What's the difference I will have between

  1. Getting archer c7 after selling my archer a9, and installing openwrt on the c7

  2. Using raspberry pi4 +tplink usb 3 ethernet adapter+ stock a9

How will be the firewall and sqm cake in these scenarios?

Moving sqm to wifi stack, does this mean I'd have to go for an archer c7?

My internet is 150Mbps/75Mbps and I'd like to upgrade to a faster plan

No idea, but the RPI4B's wifi is really weak and I would at best use it as a maintenance connection to the RPI, I would not even consider using that in AP mode. But as I have no RPI myself, I am not speaking out of experience, so take what I say with a grain of salt...

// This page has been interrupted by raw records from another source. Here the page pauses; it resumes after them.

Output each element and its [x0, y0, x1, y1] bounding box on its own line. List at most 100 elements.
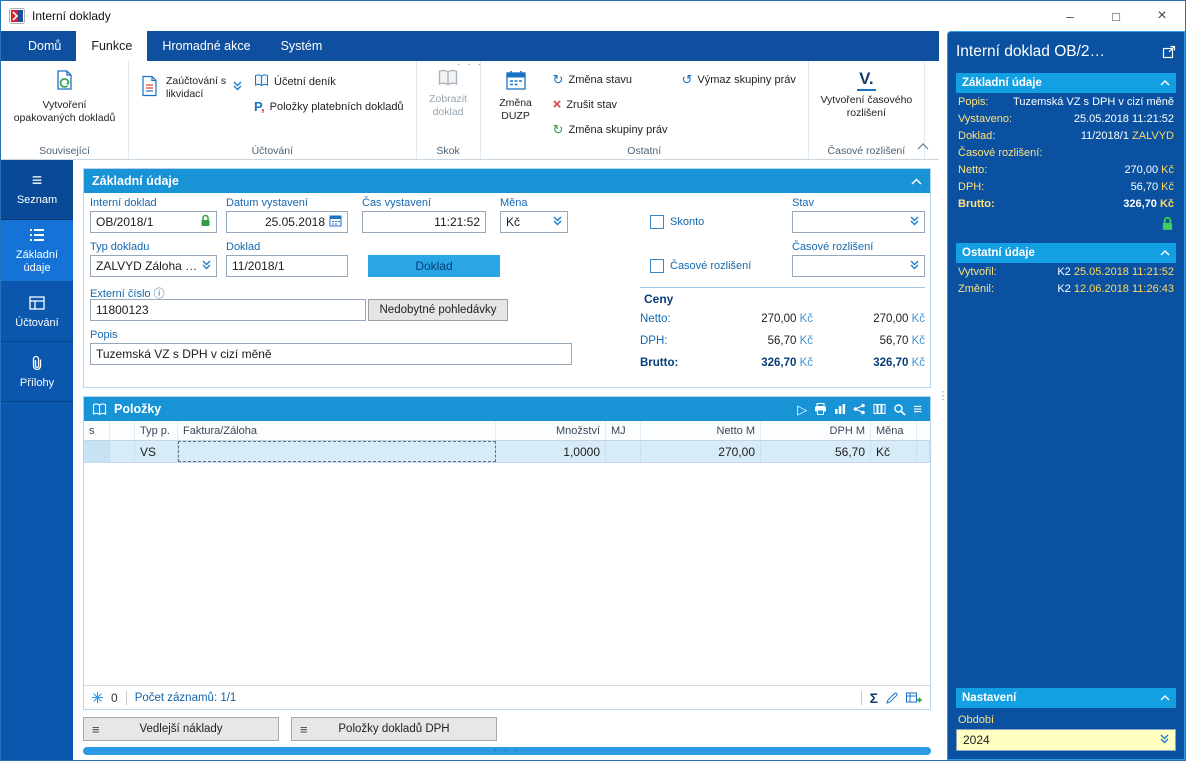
column-header-blank[interactable] [110, 421, 135, 440]
open-in-window-icon[interactable] [1162, 45, 1176, 59]
nedobytne-pohledavky-button[interactable]: Nedobytné pohledávky [368, 299, 508, 321]
pencil-icon[interactable] [886, 692, 898, 704]
zmena-duzp-button[interactable]: Změna DUZP [487, 67, 545, 124]
paperclip-icon [30, 354, 44, 372]
printer-icon[interactable] [814, 403, 827, 415]
section-title: Ostatní údaje [962, 247, 1035, 259]
vymaz-skupiny-prav-button[interactable]: ↺ Výmaz skupiny práv [676, 67, 802, 92]
column-header-mnozstvi[interactable]: Množství [496, 421, 606, 440]
section-title: Nastavení [962, 692, 1017, 704]
ribbon-collapse-button[interactable] [917, 139, 929, 153]
menu-icon[interactable]: ≡ [913, 402, 922, 417]
column-header-mj[interactable]: MJ [606, 421, 641, 440]
table-row[interactable]: VS 1,0000 270,00 56,70 Kč [84, 441, 930, 463]
column-header-mena[interactable]: Měna [871, 421, 917, 440]
zakladni-udaje-form: Interní doklad OB/2018/1 Datum vystavení… [84, 193, 930, 387]
section-header-zakladni-udaje[interactable]: Základní údaje [956, 73, 1176, 93]
popis-field[interactable]: Tuzemská VZ s DPH v cizí měně [90, 343, 572, 365]
column-header-faktura[interactable]: Faktura/Záloha [178, 421, 496, 440]
share-icon[interactable] [853, 403, 866, 415]
polozky-dokladu-dph-button[interactable]: ≡ Položky dokladů DPH [291, 717, 497, 741]
button-label: Změna stavu [568, 73, 633, 86]
collapse-chevron-icon[interactable] [911, 177, 922, 185]
interni-doklad-field[interactable]: OB/2018/1 [90, 211, 217, 233]
zauctovani-s-likvidaci-button[interactable]: Zaúčtování s likvidací [135, 67, 246, 102]
window-controls: – □ × [1047, 1, 1185, 31]
sidebar-item-seznam[interactable]: ≡ Seznam [1, 160, 73, 220]
search-settings-icon[interactable] [893, 403, 906, 416]
columns-icon[interactable] [873, 403, 886, 415]
sidebar-item-zakladni-udaje[interactable]: Základní údaje [1, 220, 73, 283]
close-button[interactable]: × [1139, 1, 1185, 31]
panel-splitter[interactable]: ⋮ [938, 31, 949, 760]
minimize-button[interactable]: – [1047, 1, 1093, 31]
vytvoreni-opakovanych-dokladu-button[interactable]: Vytvoření opakovaných dokladů [9, 67, 121, 126]
sidebar-item-label: Seznam [16, 194, 58, 207]
preview-row-dph: DPH: 56,70 Kč [956, 178, 1176, 195]
sidebar-item-prilohy[interactable]: Přílohy [1, 342, 73, 403]
button-label: Položky dokladů DPH [338, 723, 450, 735]
externi-cislo-field[interactable]: 11800123 [90, 299, 366, 321]
zrusit-stav-button[interactable]: × Zrušit stav [547, 92, 674, 117]
play-icon[interactable]: ▷ [797, 403, 807, 416]
snowflake-icon[interactable] [92, 692, 103, 703]
polozky-platebnich-dokladu-button[interactable]: P, Položky platebních dokladů [248, 94, 410, 119]
sum-icon[interactable]: Σ [870, 690, 878, 706]
typ-dokladu-combo[interactable]: ZALVYD Záloha p... [90, 255, 217, 277]
horizontal-scrollbar[interactable]: · · · [83, 744, 931, 756]
cas-vystaveni-label: Čas vystavení [362, 197, 432, 209]
doklad-field[interactable]: 11/2018/1 [226, 255, 348, 277]
obdobi-combo[interactable]: 2024 [956, 729, 1176, 751]
tab-hromadne-akce[interactable]: Hromadné akce [147, 31, 265, 61]
currency: Kč [799, 313, 813, 325]
zmena-stavu-button[interactable]: ↻ Změna stavu [547, 67, 674, 92]
column-header-dph[interactable]: DPH M [761, 421, 871, 440]
timestamp-value: 25.05.2018 11:21:52 [1073, 266, 1174, 278]
collapse-chevron-icon [1160, 692, 1170, 704]
stav-combo[interactable] [792, 211, 925, 233]
preview-title: Interní doklad OB/2… [956, 43, 1106, 60]
interni-doklad-label: Interní doklad [90, 197, 157, 209]
tab-funkce[interactable]: Funkce [76, 31, 148, 61]
row-cell-faktura-focused[interactable] [178, 441, 496, 462]
section-header-nastaveni[interactable]: Nastavení [956, 688, 1176, 708]
tab-domu[interactable]: Domů [13, 31, 76, 61]
ucetni-denik-button[interactable]: Účetní deník [248, 69, 410, 94]
button-label: Účetní deník [274, 75, 336, 88]
casove-rozliseni-checkbox[interactable]: Časové rozlišení [650, 259, 751, 273]
zmena-skupiny-prav-button[interactable]: ↻ Změna skupiny práv [547, 117, 674, 142]
casove-rozliseni-combo[interactable] [792, 255, 925, 277]
mena-combo[interactable]: Kč [500, 211, 568, 233]
zobrazit-doklad-button[interactable]: Zobrazit doklad [423, 67, 474, 120]
group-label-uctovani: Účtování [251, 145, 293, 157]
column-header-netto[interactable]: Netto M [641, 421, 761, 440]
tab-system[interactable]: Systém [266, 31, 338, 61]
window-title: Interní doklady [32, 9, 111, 23]
section-header-ostatni-udaje[interactable]: Ostatní údaje [956, 243, 1176, 263]
scrollbar-grip-dots: · · · [493, 744, 521, 756]
sidebar-item-uctovani[interactable]: Účtování [1, 282, 73, 343]
datum-vystaveni-field[interactable]: 25.05.2018 [226, 211, 348, 233]
maximize-button[interactable]: □ [1093, 1, 1139, 31]
grid-add-icon[interactable] [906, 692, 922, 704]
vytvoreni-casoveho-rozliseni-button[interactable]: V. Vytvoření časového rozlišení [815, 67, 918, 121]
button-label: Zaúčtování s likvidací [166, 75, 227, 100]
vedlejsi-naklady-button[interactable]: ≡ Vedlejší náklady [83, 717, 279, 741]
repeat-document-icon [53, 69, 77, 96]
cancel-icon: × [552, 96, 562, 113]
row-cell-filler [917, 441, 930, 462]
column-header-s[interactable]: s [84, 421, 110, 440]
document-type-link[interactable]: ZALVYD [1132, 130, 1174, 142]
button-label: Položky platebních dokladů [269, 100, 404, 113]
button-label: Změna DUZP [499, 97, 532, 122]
row-value: 326,70 [1123, 198, 1157, 210]
field-value: 25.05.2018 [264, 215, 325, 229]
skonto-checkbox[interactable]: Skonto [650, 215, 704, 229]
doklad-button[interactable]: Doklad [368, 255, 500, 277]
chart-icon[interactable] [834, 403, 846, 415]
checkbox-label: Časové rozlišení [670, 260, 752, 272]
row-cell-mena: Kč [871, 441, 917, 462]
preview-panel-header: Interní doklad OB/2… [956, 38, 1176, 66]
cas-vystaveni-field[interactable]: 11:21:52 [362, 211, 486, 233]
column-header-typ[interactable]: Typ p. [135, 421, 178, 440]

That should allow you, if yooun install a snapshot of OpenWrt master to enable airtime fairness which includes some FQ AQM in the wifi stack and should result in decent wifi latency even with strutting loads. But the c7 is too weak for your WAN link, so I hope this is always in addition to use the RPI as primary SQM router?

If ou manage to configure the a9 as pure AP (so no firewall and no NAT) your wifi performance will be limited by what the stock a9 firmware gives you. I have no experience, so try if it is sufficient your are set, otherwise the c7 route seems like a decent alternative.

SQM will not care much, only if you want to use per-internal-IP isolation (which is a good idea) then running the secondary a9 in full router mode is going to treat all wifi users like one internal IP address, so probably not optimal.

Well, you are technically not moving SQM to the wifi stack, it is just about integration of a similar latency conscious AQM into the wifi stack. But yes, you will need an OpenWrt supported router with either an ath10K or ath9K radio.

This is already too much for a c7, so just using a c7 is not an option, let alone after the upgrade. The raspberry 4B however seems to be good up to 1 gigabit (when it gets limited by its gigabit ethernet interface).